Similarity Learning in the Era of Big Data
Shiyu Chang IBM T. J. Watson Research CenterTHIS EVENT HAS BEEN CANCELED.
Abstract: The notion of machines that can learn has caught imaginations since the days of the early computer. In recent years, as we face burgeoning amounts of data around us that no human mind can process, machines that can learn to automatically find insights from such vast amounts of data have become a growing necessity. The field of machine learning is a modern marriage between computer science and statistics driven by tremendous industrial demands. The soul behind many applications is based on the so-called “similarity learning”. Learning similarities is often used as a subroutine in important data mining and machine learning tasks. For example, recommender systems utilize the learned metric to measure the relevance of the candidate items to target users. Applications of this approach also exist in the context of clinical decision support, search, and retrieval settings. However, the three-V (volume, variety, and velocity) natures of big data make learning similarity for pattern discovery and data analysis facing new challenges. How to reveal the truth from massive unlabeled data? How to handle data with multimodality? What if the data consist network structures? Does temporal dynamic effect the process of decision-making? For example, in clinical decision making, doctors retrieve the most similar clinical pathway for auxiliary diagnosis. However, the sheer volume and complexity of the data present major barriers toward their translation into effective clinical actions. In this talk, I will illustrate some of these challenges with examples from my works on foundations of similarity learning. I will show that with judicious design together with rigorous mathematics for learning similarities, we are able to make various kinds of impact on society and uncover surprising natural and social phenomena.

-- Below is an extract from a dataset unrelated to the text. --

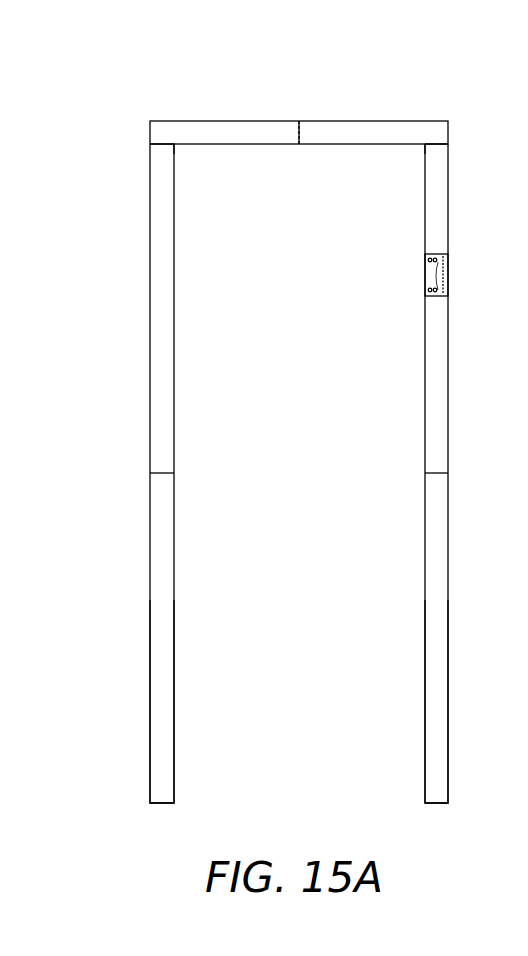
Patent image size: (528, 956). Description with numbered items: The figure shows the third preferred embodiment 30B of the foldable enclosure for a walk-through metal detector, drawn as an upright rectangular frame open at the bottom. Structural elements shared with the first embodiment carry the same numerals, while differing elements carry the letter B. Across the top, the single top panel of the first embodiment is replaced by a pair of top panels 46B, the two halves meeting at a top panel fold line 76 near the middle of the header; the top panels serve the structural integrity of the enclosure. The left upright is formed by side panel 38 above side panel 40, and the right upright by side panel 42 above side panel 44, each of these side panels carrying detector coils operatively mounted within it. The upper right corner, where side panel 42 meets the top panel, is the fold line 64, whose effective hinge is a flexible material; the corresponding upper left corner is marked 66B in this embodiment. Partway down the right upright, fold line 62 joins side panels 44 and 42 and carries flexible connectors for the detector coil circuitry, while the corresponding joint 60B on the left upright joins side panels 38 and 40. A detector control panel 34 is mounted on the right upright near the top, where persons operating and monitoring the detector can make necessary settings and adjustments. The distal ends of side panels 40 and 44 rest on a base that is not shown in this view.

About the Speaker: Shiyu Chang is a Research Staff Member at IBM Thomas J. Watson Research Center. He recently obtained his Ph.D. from the University of Illinois at Urbana-Champaign (UIUC) under the supervision of Prof. Thomas S. Huang. Shiyu has a wide range of research interests in data explorations and analytics at large-scale. Specifically, his current research directions lie on developing novel machine learning algorithms to solve complex computational tasks in real-world. Shiyu received his B.S. degree at UIUC in 2011 with the highest university honor (Bronze Tablet Award). He graduated from the Department of Electrical and Computer Engineering at UIUC and obtained his M.S. degree in 2014. He is a recipient of the Thomas and Margaret Huang Award in 2016 and the Kodak Fellowship Award in 2014. Most of Shiyu’s research has been published in top data mining, computer vision and artificial intelligent venues including SIGKDD, WWW, CVPR, WSDM, ICDM, SDM, IJCAI etc. The paper “Factorized Similarity Learning in Networks” has been selected as the best student paper in ICDM 2014.